Acadimados em cadeira de rodas, passam por mim alguns doentes como os nossos do Calvário. Alheados e a babar-se. Mas com todo o ar de quem saboreia o sol benfazejo da manhã e o arzinho fresco do mar. Vão conduzidos por... Não sei se profissionais, se voluntários ou familiares. Sei do Calvário e seus voluntários. E sei da alegria que me invadiu na sequência de uma reunião em Setúbal, também participada por P.e Acílio. Na vinda, P.e Alfredo e P.e Telmo foram ao Cabril visitar P.e Baptista. Em conversa puxa conversa, ouvi: — É curioso que tanto P.e Acílio como P.e Baptista tenham mostrado vontade de vir para o Calvário se perdessem a autonomia de que ainda gozam…

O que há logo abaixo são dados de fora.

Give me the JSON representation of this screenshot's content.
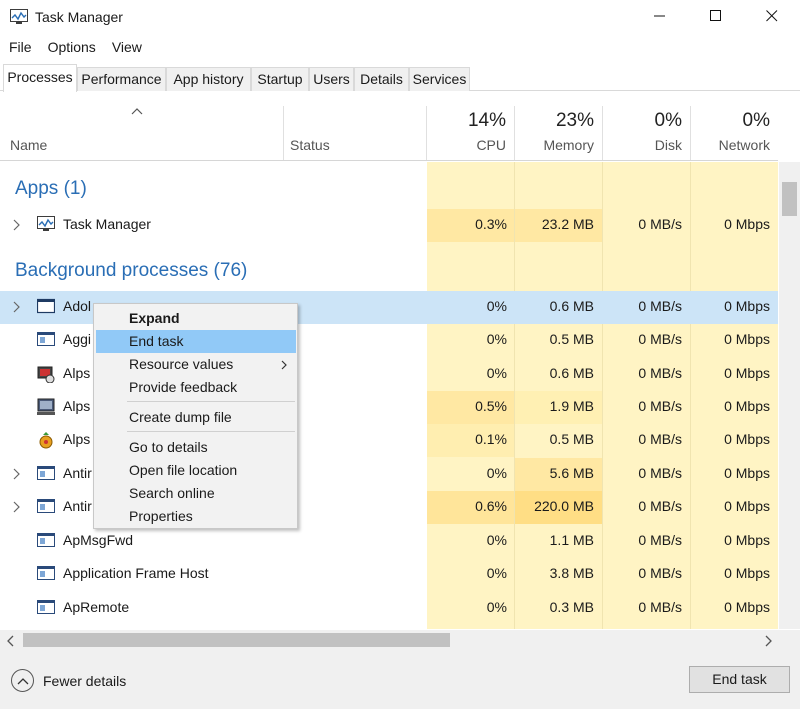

Recordo a festa de P.e Telmo quando, há tempos, na sequência de uma consulta no Hospital da Boa Nova, o levei a ver o mar e tomar um cafezinho ali numa esplanada, junto da praia… Aquela que António Nobre cantou num soneto cuja primeira quadra figura em placa de mármore — frente à capelinha de S. João das Penhas, mais conhecida por capela da Boa Nova… «Na Praia da Boa Nova, um dia / (Foi esse o meu grande mal) / Edifiquei alto castelo / (O que é a fantasia) / Todo lápis-lazúli e coral.»

3. Apaga-se a luz porque já o dia nasce… Gostei daquele pormenor no comunicado de Direção da Obra da Rua:«Enviara-nos o seu artigo para O GAIATO — Património dos Pobres — antecipadamente, tendo em vista deslocar-se ao centro do País. No decorrer dessa viagem sofreu uma queda num estabelecimento, tendo em consequência disso sido internado no Hospital de Santa Maria em Lisboa».

Fez-me lembrar um artigo de P.e Acílio, publicado a 24.08.24, n.° 2099. Nele se pode ler: «Senti a multidão suspensa das palavras que me iam saindo da boca e os olhos cravados no padre de andarilho». Leio a notícia da sua morte a esta luz. Morreu como sempre viveu — a trabalhar. Mesmo de andarilho…

Centro-me no pormenor de uma crónica dos seus primeiros anos de Padre da Rua — chega à noite, exausto e com o breviário ainda por rezar… Para fugir ao sono, põe-se de joelhos, aos pés da cama e começa… Só que o cansaço era tanto que, mesmo assim, adormeceu… Acordou, já era outro dia. Porque o Senhor, em vez do breviário rezado, aceitou aquele merecido descanso…

Volto a António Nobre – ambos fartos de sofrer… Ambos foram «em viagem»… Um foi «por esse mundo»… Outro «para a Casa do Pai»…

P.e Acílio fartou-se de sofrer pelos que sofrem… Mas o seu «fartar-se» tinha outro sabor — dava-lhe mais vida e vida em abundância. Essa de que agora goza, à nossa espera.